According to a notification issued by the Administrative Reforms Training Pension and Public Grievances Department, penalties will be imposed on Heads of Offices (HOOs) if pension cases are delayed beyond the timelines prescribed by the government.

Under the new provisions, a monthly list of delayed pension cases will be generated through the Kritagyata portal and shared with departments, District Commissioners and senior officials concerned.

The notification stated that financial recovery would be made at the rate of Rs 250 per day, subject to a maximum penalty of Rs 5,000, from officials found responsible for delays at different stages of pension processing. The amount will be deducted directly from salary bills through the FinAssam portal.

The government has directed Drawing and Disbursing Officers (DDOs) to implement the recovery mechanism and submit details of deductions to the concerned department.
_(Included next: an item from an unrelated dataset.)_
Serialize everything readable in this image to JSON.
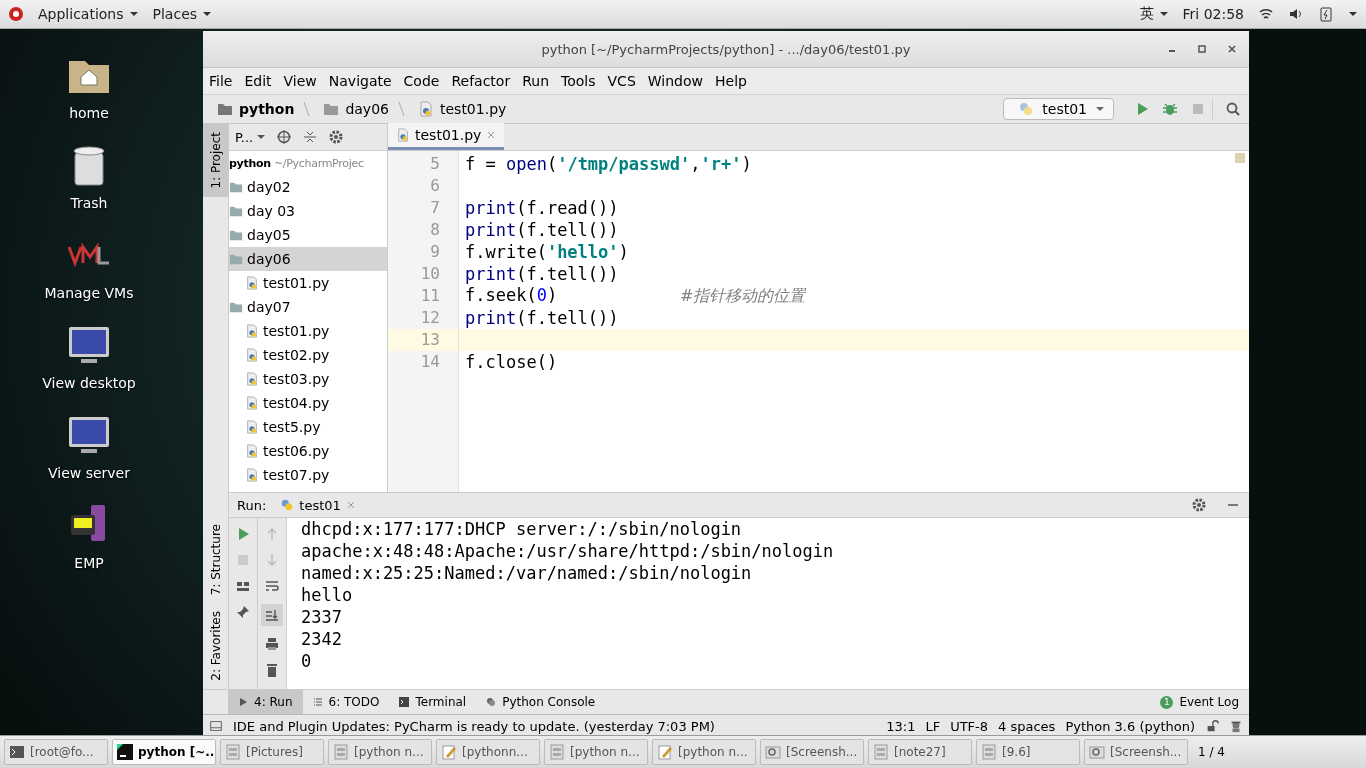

Officials said the order, which has come into immediate effect, was aimed at strengthening accountability and ensuring strict adherence to pension processing timelines.

The move also reiterates earlier government instructions issued in 2003, under which departments were required to initiate pension formalities two years before retirement and submit completed pension papers at least six months prior to the date of superannuation.

The earlier office memorandum had highlighted the difficulties faced by retired employees due to delays in pension disbursal and warned that administrative lapses could lead to interest liabilities and disciplinary action against responsible officials.